Civil rights lawyers condemned the ruling.
"The
Supreme Court has effectively gutted one of the nation's most important
and effective civil rights laws. Minority voters in places with a
record of discrimination are now at greater risk of being
disenfranchised than they have been in decades," said Jon Greenbaum,
chief counsel for the Lawyers' Committee for Civil Rights Under Law.
The
decision comes five months after Obama started his second term in the
White House, re-elected by a diverse coalition of voters.
The
high court is in the midst of a broad re-examination of the ongoing
necessity of laws and programs aimed at giving racial minorities access
to major areas of American life from which they once were excluded.

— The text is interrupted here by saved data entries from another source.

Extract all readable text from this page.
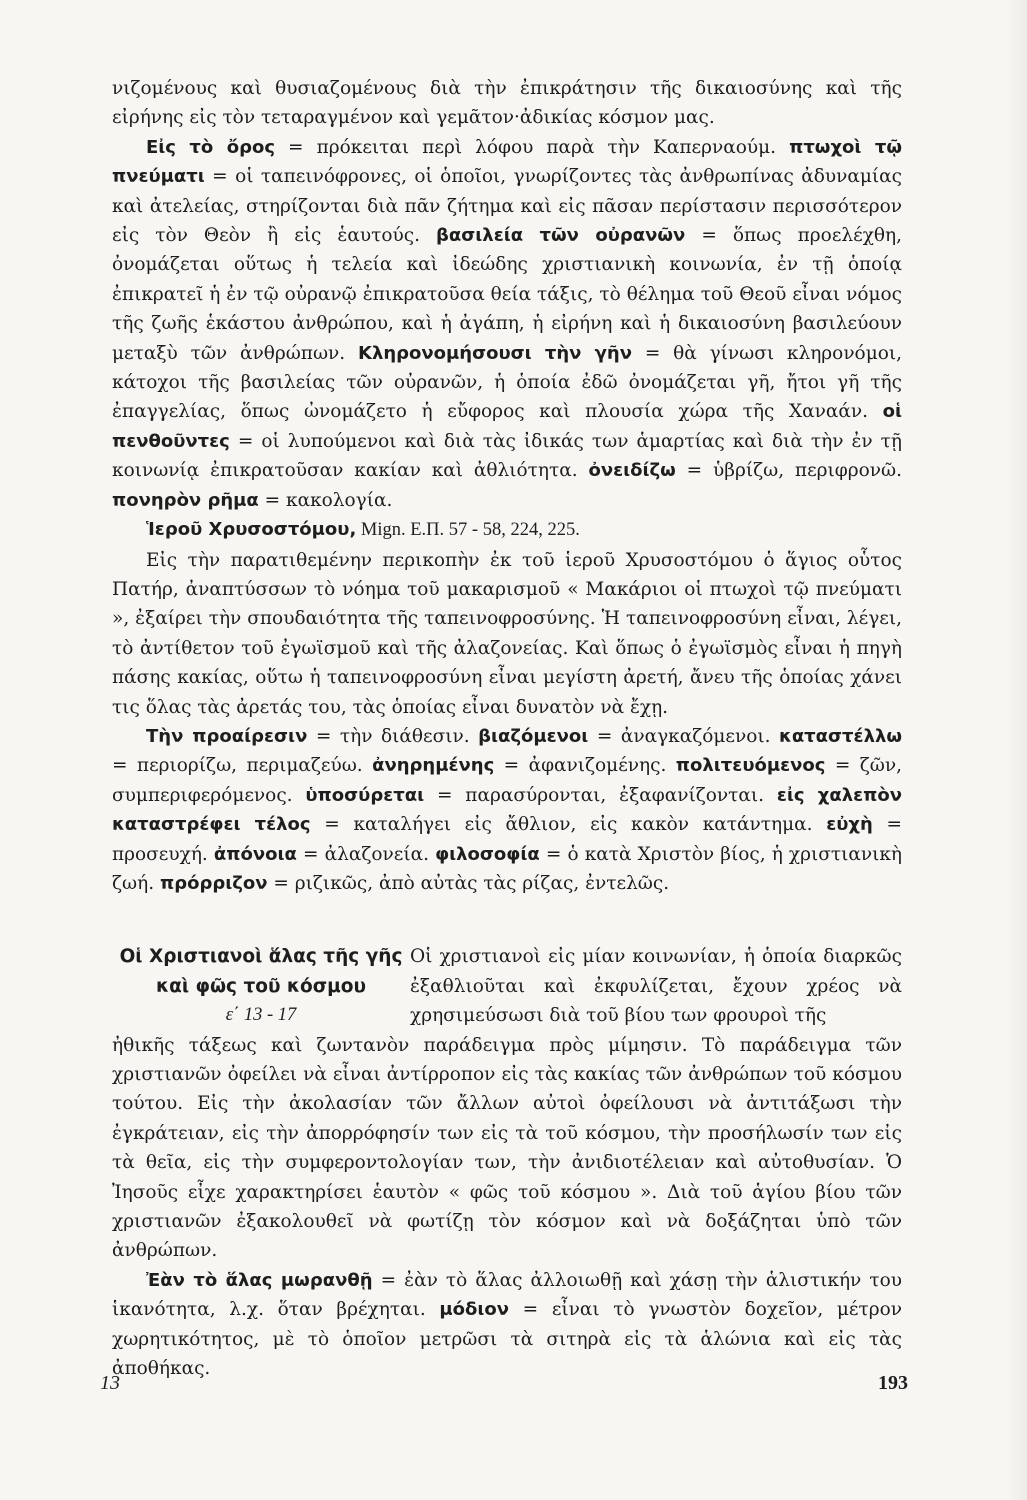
νιζομένους καὶ θυσιαζομένους διὰ τὴν ἐπικράτησιν τῆς δικαιοσύνης καὶ τῆς εἰρήνης εἰς τὸν τεταραγμένον καὶ γεμᾶτον·ἀδικίας κόσμον μας.

Εἰς τὸ ὄρος = πρόκειται περὶ λόφου παρὰ τὴν Καπερναούμ. πτωχοὶ τῷ πνεύματι = οἱ ταπεινόφρονες, οἱ ὁποῖοι, γνωρίζοντες τὰς ἀνθρωπίνας ἀδυναμίας καὶ ἀτελείας, στηρίζονται διὰ πᾶν ζήτημα καὶ εἰς πᾶσαν περίστασιν περισσότερον εἰς τὸν Θεὸν ἢ εἰς ἑαυτούς. βασιλεία τῶν οὐρανῶν = ὅπως προελέχθη, ὀνομάζεται οὕτως ἡ τελεία καὶ ἰδεώδης χριστιανικὴ κοινωνία, ἐν τῇ ὁποίᾳ ἐπικρατεῖ ἡ ἐν τῷ οὐρανῷ ἐπικρατοῦσα θεία τάξις, τὸ θέλημα τοῦ Θεοῦ εἶναι νόμος τῆς ζωῆς ἑκάστου ἀνθρώπου, καὶ ἡ ἀγάπη, ἡ εἰρήνη καὶ ἡ δικαιοσύνη βασιλεύουν μεταξὺ τῶν ἀνθρώπων. Κληρονομήσουσι τὴν γῆν = θὰ γίνωσι κληρονόμοι, κάτοχοι τῆς βασιλείας τῶν οὐρανῶν, ἡ ὁποία ἐδῶ ὀνομάζεται γῆ, ἤτοι γῆ τῆς ἐπαγγελίας, ὅπως ὠνομάζετο ἡ εὔφορος καὶ πλουσία χώρα τῆς Χαναάν. οἱ πενθοῦντες = οἱ λυπούμενοι καὶ διὰ τὰς ἰδικάς των ἁμαρτίας καὶ διὰ τὴν ἐν τῇ κοινωνίᾳ ἐπικρατοῦσαν κακίαν καὶ ἀθλιότητα. ὀνειδίζω = ὑβρίζω, περιφρονῶ. πονηρὸν ρῆμα = κακολογία.

Ἱεροῦ Χρυσοστόμου, Mign. Ε.Π. 57 - 58, 224, 225.

Εἰς τὴν παρατιθεμένην περικοπὴν ἐκ τοῦ ἱεροῦ Χρυσοστόμου ὁ ἅγιος οὗτος Πατήρ, ἀναπτύσσων τὸ νόημα τοῦ μακαρισμοῦ « Μακάριοι οἱ πτωχοὶ τῷ πνεύματι », ἐξαίρει τὴν σπουδαιότητα τῆς ταπεινοφροσύνης. Ἡ ταπεινοφροσύνη εἶναι, λέγει, τὸ ἀντίθετον τοῦ ἐγωϊσμοῦ καὶ τῆς ἀλαζονείας. Καὶ ὅπως ὁ ἐγωϊσμὸς εἶναι ἡ πηγὴ πάσης κακίας, οὕτω ἡ ταπεινοφροσύνη εἶναι μεγίστη ἀρετή, ἄνευ τῆς ὁποίας χάνει τις ὅλας τὰς ἀρετάς του, τὰς ὁποίας εἶναι δυνατὸν νὰ ἔχῃ.

Τὴν προαίρεσιν = τὴν διάθεσιν. βιαζόμενοι = ἀναγκαζόμενοι. καταστέλλω = περιορίζω, περιμαζεύω. ἀνηρημένης = ἀφανιζομένης. πολιτευόμενος = ζῶν, συμπεριφερόμενος. ὑποσύρεται = παρασύρονται, ἐξαφανίζονται. εἰς χαλεπὸν καταστρέφει τέλος = καταλήγει εἰς ἄθλιον, εἰς κακὸν κατάντημα. εὐχὴ = προσευχή. ἀπόνοια = ἀλαζονεία. φιλοσοφία = ὁ κατὰ Χριστὸν βίος, ἡ χριστιανικὴ ζωή. πρόρριζον = ριζικῶς, ἀπὸ αὐτὰς τὰς ρίζας, ἐντελῶς.

Οἱ Χριστιανοὶ ἅλας τῆς γῆς
καὶ φῶς τοῦ κόσμου
ε΄ 13 - 17
Οἱ χριστιανοὶ εἰς μίαν κοινωνίαν, ἡ ὁποία διαρκῶς ἐξαθλιοῦται καὶ ἐκφυλίζεται, ἔχουν χρέος νὰ χρησιμεύσωσι διὰ τοῦ βίου των φρουροὶ τῆς

ἠθικῆς τάξεως καὶ ζωντανὸν παράδειγμα πρὸς μίμησιν. Τὸ παράδειγμα τῶν χριστιανῶν ὀφείλει νὰ εἶναι ἀντίρροπον εἰς τὰς κακίας τῶν ἀνθρώπων τοῦ κόσμου τούτου. Εἰς τὴν ἀκολασίαν τῶν ἄλλων αὐτοὶ ὀφείλουσι νὰ ἀντιτάξωσι τὴν ἐγκράτειαν, εἰς τὴν ἀπορρόφησίν των εἰς τὰ τοῦ κόσμου, τὴν προσήλωσίν των εἰς τὰ θεῖα, εἰς τὴν συμφεροντολογίαν των, τὴν ἀνιδιοτέλειαν καὶ αὐτοθυσίαν. Ὁ Ἰησοῦς εἶχε χαρακτηρίσει ἑαυτὸν « φῶς τοῦ κόσμου ». Διὰ τοῦ ἁγίου βίου τῶν χριστιανῶν ἐξακολουθεῖ νὰ φωτίζῃ τὸν κόσμον καὶ νὰ δοξάζηται ὑπὸ τῶν ἀνθρώπων.

Ἐὰν τὸ ἅλας μωρανθῇ = ἐὰν τὸ ἅλας ἀλλοιωθῇ καὶ χάσῃ τὴν ἁλιστικήν του ἱκανότητα, λ.χ. ὅταν βρέχηται. μόδιον = εἶναι τὸ γνωστὸν δοχεῖον, μέτρον χωρητικότητος, μὲ τὸ ὁποῖον μετρῶσι τὰ σιτηρὰ εἰς τὰ ἁλώνια καὶ εἰς τὰς ἀποθήκας.

13	193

The
justices issued a modest ruling Monday that preserved affirmative action
in higher education and will take on cases dealing with
anti-discrimination sections of a federal housing law and another
affirmative action case from Michigan next term.
The
Alabama county's lawsuit acknowledged that the measure's strong
medicine was appropriate and necessary to counteract decades of
state-sponsored discrimination in voting, despite the Fifteenth
Amendment's guarantee of the vote for black Americans.
But
it asked whether there was any end in sight for a provision that
intrudes on states' rights to conduct elections and was considered an
emergency response when first enacted in 1965.
The
county noted that the 25-year extension approved in 2006 would keep
some places under Washington's oversight until 2031. And, the county
said, it seemed not to account for changes that include the elimination
of racial disparity in voter registration and turnout or the existence
of allegations of race-based discrimination in voting in areas of the
country that are not subject to the provision.